Heute vor fünf Jahren brach nahe der Kleinstadt Brumadinho im Bundesstaat Minas Gerais in Brasilien der Staudamm I der Eisenerzmine Córrego do Feijão des Bergbaukonzerns VALE S.A. Noch immer sorgt der Bruch des von einer TÜV SÜD Tochter zertifizierten Damms für Entsetzen.

Verwüstete Landschaft nach einem Dammbruch
Der Dammbruch im Januar 2019 zerstörte die Dörfer und Landschaft in Brumadinho – und begrub kilometerweit Land unter Schlammmassen. © Isis Medeiros

„Achtung! Achtung! Dies ist ein Notfall! Achtung! Achtung! Es handelt sich um eine echte Notsituation mit einem Dammbruch.

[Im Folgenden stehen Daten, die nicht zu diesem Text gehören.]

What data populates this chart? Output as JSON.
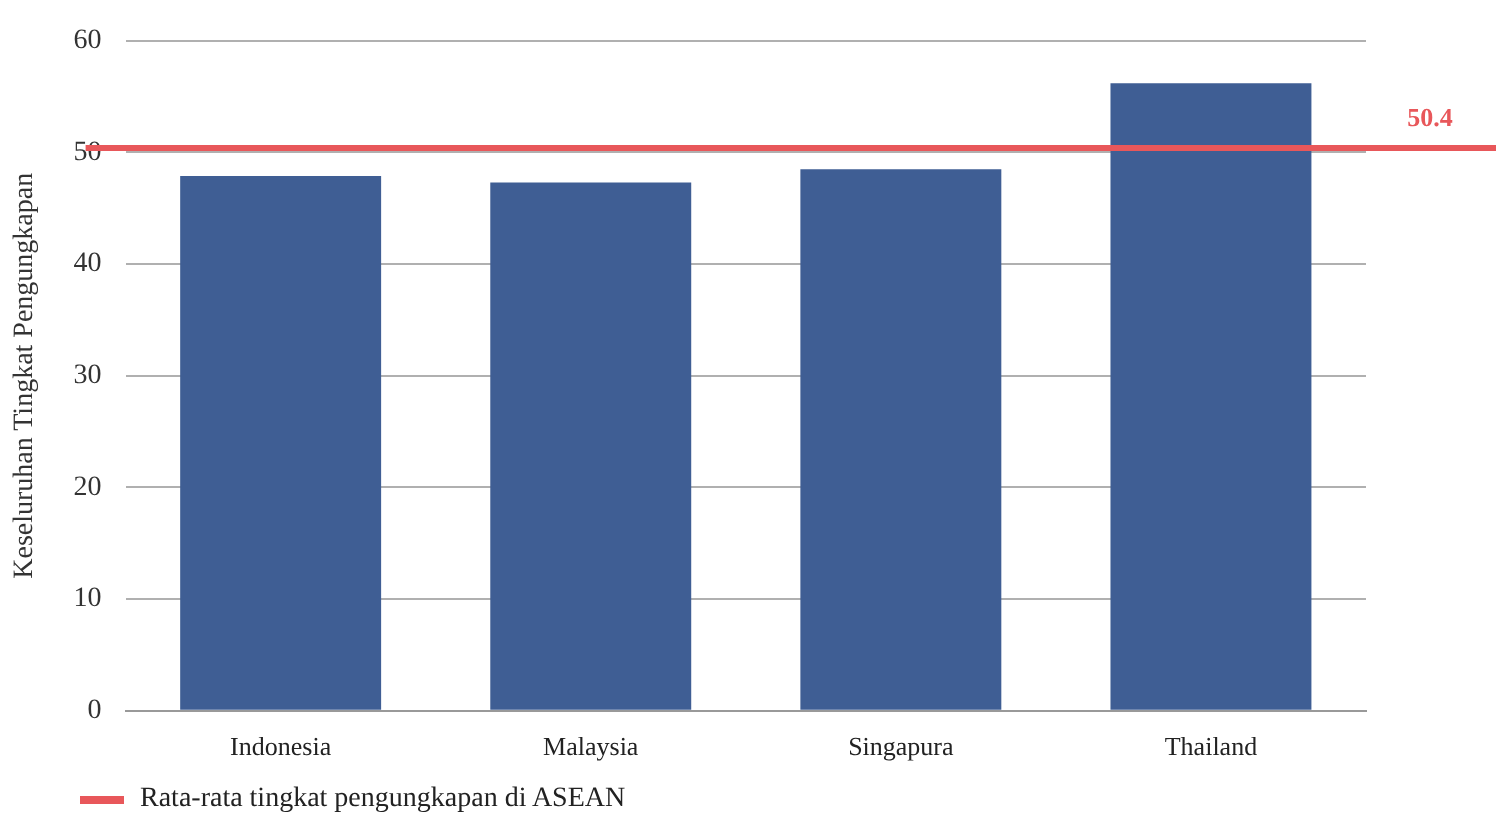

Verlassen Sie sofort Ihre Wohnungen, begeben Sie sich auf dem Fluchtweg zum Sammelplatz und bleiben Sie dort, bis Sie weitere Anweisungen erhalten.“

Mehrfach im Jahr schallt dieser Notruf über Sirenen durch Orte in Minas Gerais, Brasilien. In diesem brasilianischen Bundesstaat ereigneten sich 2015 und 2019 zwei der verheerendsten Dammbrüche in der Geschichte Brasiliens. Genau heute vor 5 Jahren brach nahe der 40.000 Einwohner zählenden Stadt Brumadinho der Damm der Córrego de Feijão Mine des weltweit größten Eisenerzkonzerns VALE S.A. 272 Menschen verloren an diesem Tag ihr Leben. Ein Tochterunternehmen des deutschen TÜV Süd zertifizierte nur wenige Monate zuvor die Stabilität des Damms, obwohl zwei weitere Prüfunternehmen eine Zertifizierung der Stabilität verweigerten.

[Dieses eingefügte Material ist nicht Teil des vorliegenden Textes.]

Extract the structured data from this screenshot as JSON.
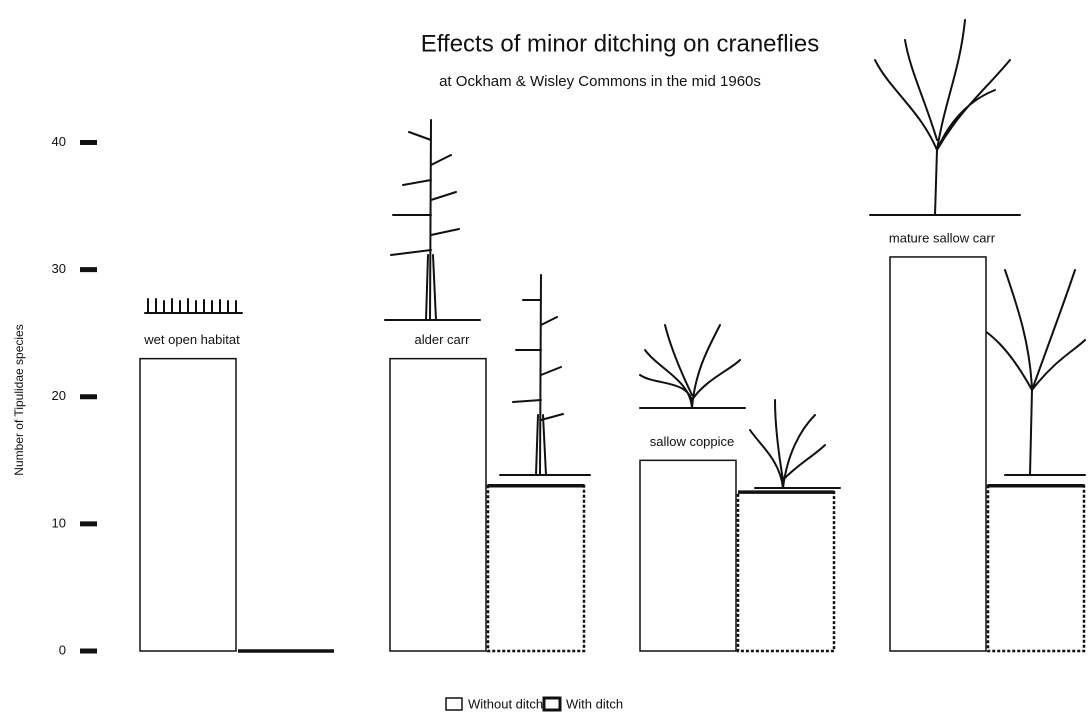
{
  "chart_data": {
    "type": "bar",
    "title": "Effects of minor ditching on craneflies",
    "subtitle": "at Ockham & Wisley Commons in the mid 1960s",
    "y_label": "Number of Tipulidae species",
    "categories": [
      "wet open habitat",
      "alder carr",
      "sallow coppice",
      "mature sallow carr"
    ],
    "series": [
      {
        "name": "Without ditch",
        "color": "#ffffff",
        "values": [
          23,
          23,
          15,
          31
        ]
      },
      {
        "name": "With ditch",
        "color": "#ffffff",
        "values": [
          0,
          13,
          12.5,
          13
        ]
      }
    ],
    "ylim": [
      0,
      45
    ],
    "yticks": [
      0,
      10,
      20,
      30,
      40
    ],
    "grid": false,
    "legend": "bottom"
  }
}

Im November 2015, nur knapp drei Jahre zuvor, brach das Rückhaltebecken der Germano-Eisenerzmine bei Mariana – nur 100 Kilometer von Brumadinho entfernt. Auch dieses Becken wurde von VALE S.A. betrieben und forderte 19 Menschenleben. Zudem bahnten sich mehr als 52 Millionen Kubikmeter giftige Bergbauschlämme ihren Weg über den artenreichen Fluss Rio Doce bis in den über 500 Kilometer entfernten Atlantischen Ozean. VALE versicherte daraufhin, dass ein solches Unglück nie wieder geschehen werde („Nunca mais“).

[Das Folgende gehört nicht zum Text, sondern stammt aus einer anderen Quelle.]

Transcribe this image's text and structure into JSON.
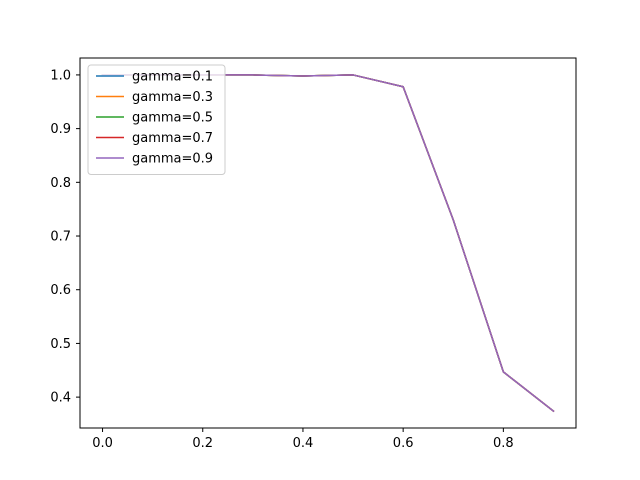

„Achtung! Achtung! Dies ist ein Notfall! Achtung! Achtung! Es handelt sich um eine echte Notsituation mit einem Dammbruch. Verlassen Sie sofort Ihre Wohnungen, begeben Sie sich auf dem Fluchtweg zum Sammelplatz und bleiben Sie dort, bis Sie weitere Anweisungen erhalten.“

Dieser Notruf versetzt Menschen in Brasilien in Todesangst, löst Traumata und Panik aus. In Mariana gab es gar kein Notfall-Alarmsystem, um Menschen zu schützen, in Brumadinho funktionierte es nicht. Mittlerweile haben viele Unternehmen nachgerüstet, doch auch dies kann den Schutz der Bevölkerung nur bedingt gewährleisten. Denn die errechnete Evakuierungszeit bei einem gebrochenen Damm beträgt in einigen Fällen nur wenige Minuten. Das ein Bruch kein Einzelfall ist, zeigt die Statistik. Ein Dutzend verheerender Dammbrüche sind seit dem Jahr 2000 in Brasilien aufgetreten. Aktuell befinden sich 51 Dämme in Minas Gerais und insgesamt 92 Dämme in Brasilien im Notfallzustand. Das sind neun Dämme mehr als im Dezember 2022. Für drei dieser Dämme ist die höchste Notfall-Kategorie ausgerufen, was die Evakuierung der Bevölkerung zur Folge hat. Zwei der Dämme werden von VALE S.A. und einer von Arcelor Mittal betrieben (Stand Dez. 2023). Beides Unternehmen, die große Mengen ihrer Produktion in Europa verkaufen.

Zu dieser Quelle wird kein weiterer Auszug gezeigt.